France: UN review should condemn setbacks to rule of law in fight against terrorism

15/01/2018
Press release
en fr

Geneva - Paris, 15 January 2018 - During its third Universal Periodic Review (UPR), United Nations’ Member States should call on France to stop sacrificing rights at the altar of fear following the 2015 and 2016 terror attacks. Exceptional measures of 2015, now fully instated, have been used in a disproportionate and discriminatory manner, and failed to prove their effectiveness.

The UPR is a UN mechanism that exposes States to international scrutiny over their human rights record, enabling other countries to express concerns and to make recommendations for improvement.

«The UN review comes at a time when individual rights and the rule of law in France are seriously being challenged by counter-terrorism measures implemented after the 2015 and 2016 terrorist attacks » said Michel Tubiana, Honorary President of LDH. «UN Member States should sound the alarm that liberty, equality and fraternity, values which are at the core of France’s democratic tradition, are at real risk.»

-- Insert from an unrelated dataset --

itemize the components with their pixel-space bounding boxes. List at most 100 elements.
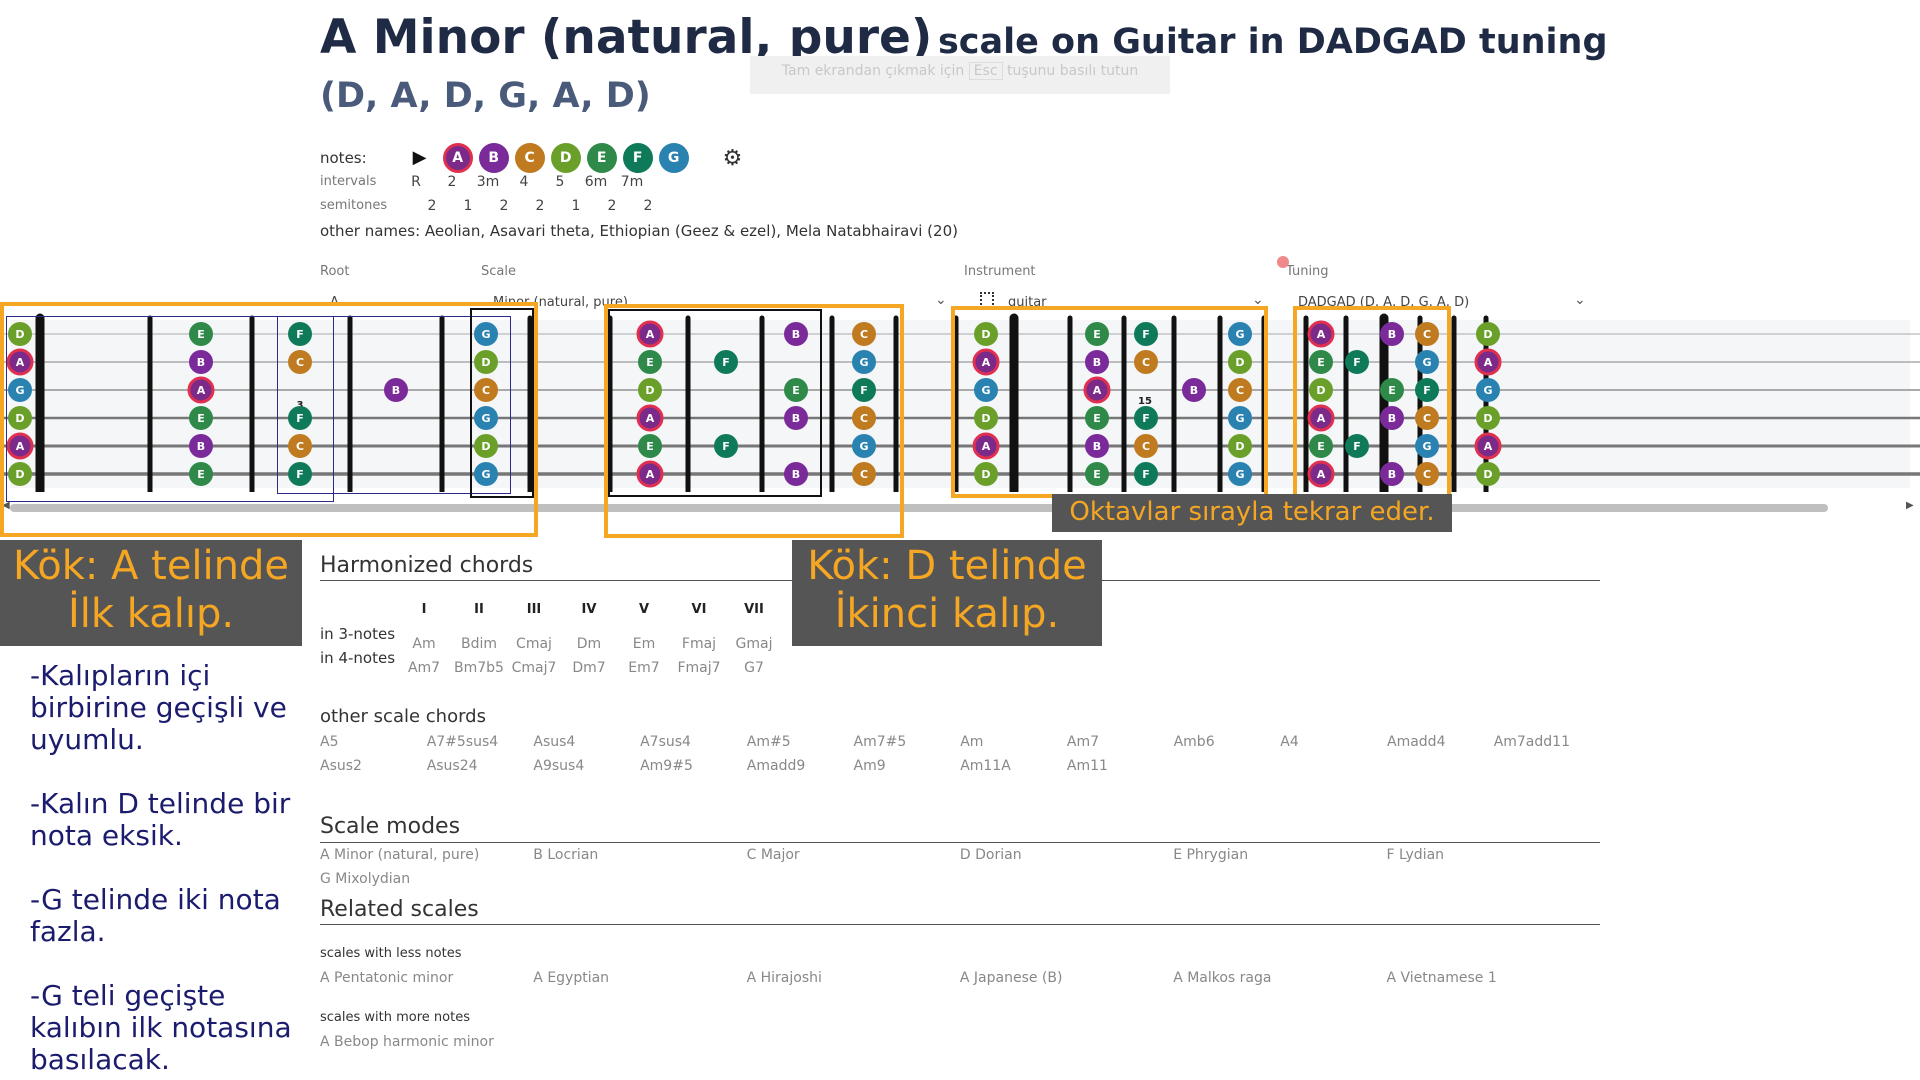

The French government’s response to the 2015 terrorist attacks, a 22 months-long State of Emergency followed by the incorporation of exceptional emergency measures into ordinary criminal and administrative law, is not only discriminatory and harmful to individual rights and the rule of law, but also ineffective [1]. FIDH and LDH research shows that out of the 4600 perquisitions undertaken under the State of Emergency, only 20 were related to terrorism, 16 of which were related to apology. Counter-terrorism measures have also been used to condone discrimination practices, as they have targeted disproportionately certain individuals and groups which were already marginalised in the French society, and continue to fuel confusion and stigmatization based on ethnic origin or religion. The French Supreme Court itself condemned the State for what it concluded constituted abuse of discriminatory identity checks by police officers.

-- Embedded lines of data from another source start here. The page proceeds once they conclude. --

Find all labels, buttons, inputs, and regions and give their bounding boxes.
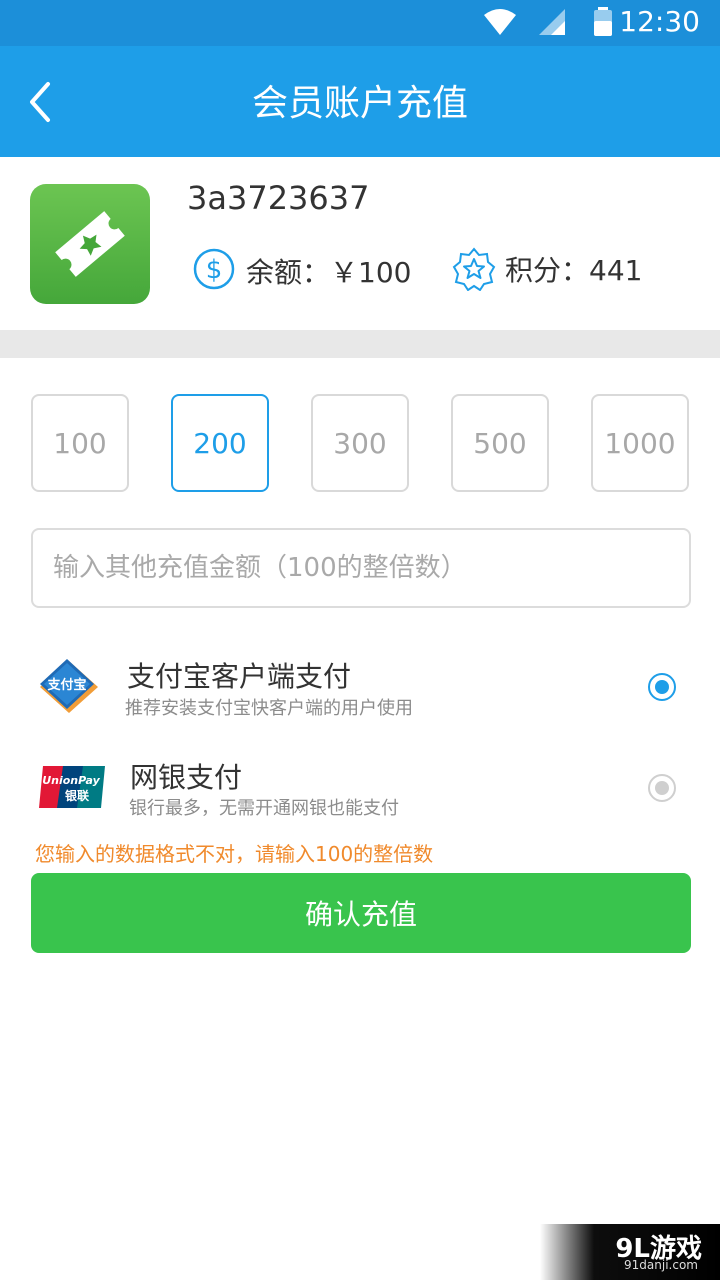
page-title: 会员账户充值 — [251, 83, 468, 124]
battery-icon — [594, 7, 612, 36]
amount-option-500[interactable]: 500 — [451, 394, 549, 492]
unionpay-subtitle: 银行最多，无需开通网银也能支付 — [129, 798, 399, 819]
balance-label: 余额：￥100 — [246, 256, 412, 289]
points-label: 积分：441 — [505, 254, 643, 287]
ticket-icon — [55, 211, 125, 277]
unionpay-logo-icon: UnionPay 银联 — [39, 766, 105, 808]
app-icon — [30, 184, 150, 304]
star-badge-icon — [452, 247, 496, 291]
custom-amount-input[interactable] — [31, 528, 691, 608]
watermark: 9L游戏 91danji.com — [540, 1224, 720, 1280]
account-id: 3a3723637 — [187, 179, 370, 217]
alipay-radio[interactable] — [648, 673, 676, 701]
amount-option-100[interactable]: 100 — [31, 394, 129, 492]
amount-option-300[interactable]: 300 — [311, 394, 409, 492]
header: 会员账户充值 — [0, 46, 720, 157]
wifi-icon — [484, 9, 516, 35]
alipay-logo-text: 支付宝 — [46, 677, 86, 693]
error-message: 您输入的数据格式不对，请输入100的整倍数 — [35, 842, 434, 866]
amount-option-200[interactable]: 200 — [171, 394, 269, 492]
unionpay-title: 网银支付 — [130, 761, 243, 794]
status-time: 12:30 — [619, 5, 700, 38]
account-card: 3a3723637 $ 余额：￥100 积分：441 — [0, 157, 720, 330]
alipay-subtitle: 推荐安装支付宝快客户端的用户使用 — [125, 698, 413, 719]
unionpay-radio[interactable] — [648, 774, 676, 802]
svg-text:$: $ — [206, 255, 223, 285]
alipay-logo-icon: 支付宝 — [40, 659, 98, 713]
watermark-url: 91danji.com — [624, 1258, 698, 1272]
dollar-icon: $ — [193, 248, 235, 290]
unionpay-logo-text: UnionPay — [42, 774, 100, 787]
alipay-title: 支付宝客户端支付 — [127, 660, 352, 693]
payment-option-alipay[interactable]: 支付宝 支付宝客户端支付 推荐安装支付宝快客户端的用户使用 — [0, 637, 720, 737]
unionpay-logo-cn: 银联 — [65, 788, 89, 803]
status-bar: 12:30 — [0, 0, 720, 46]
confirm-recharge-button[interactable]: 确认充值 — [31, 873, 691, 953]
amount-option-1000[interactable]: 1000 — [591, 394, 689, 492]
section-divider — [0, 330, 720, 358]
signal-icon — [539, 9, 565, 35]
payment-option-unionpay[interactable]: UnionPay 银联 网银支付 银行最多，无需开通网银也能支付 — [0, 738, 720, 838]
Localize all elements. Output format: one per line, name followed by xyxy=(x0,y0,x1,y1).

The now permanent legislation of 30 October 2017 on counter-terorrism [2], further undermined the rule of law by sidelining the judiciary in favour of the administrative authorities, including for individual measures of administrative control and surveillance, visits and seizure, thus limiting judicial oversight over them.

France’s UN review is timely and critical, as options to revise or abrogate this law are limited at the national level, and a review by the Conseil Constitutionnel, the last-resort judicial oversight body, could be fruitless, its members being directly appointed by the executive and legislative branches of government.

«France is now in a situation where exceptional measures seriously restricting human rights and fundamental freedoms have become permanent in the name of combating terrorism. UN members should use this opportunity to remind France that human rights are an intrinsic part of the fight against terror and that this should not be used as an excuse for violating international obligations» concluded Dimitris Christopoulos, President of FIDH.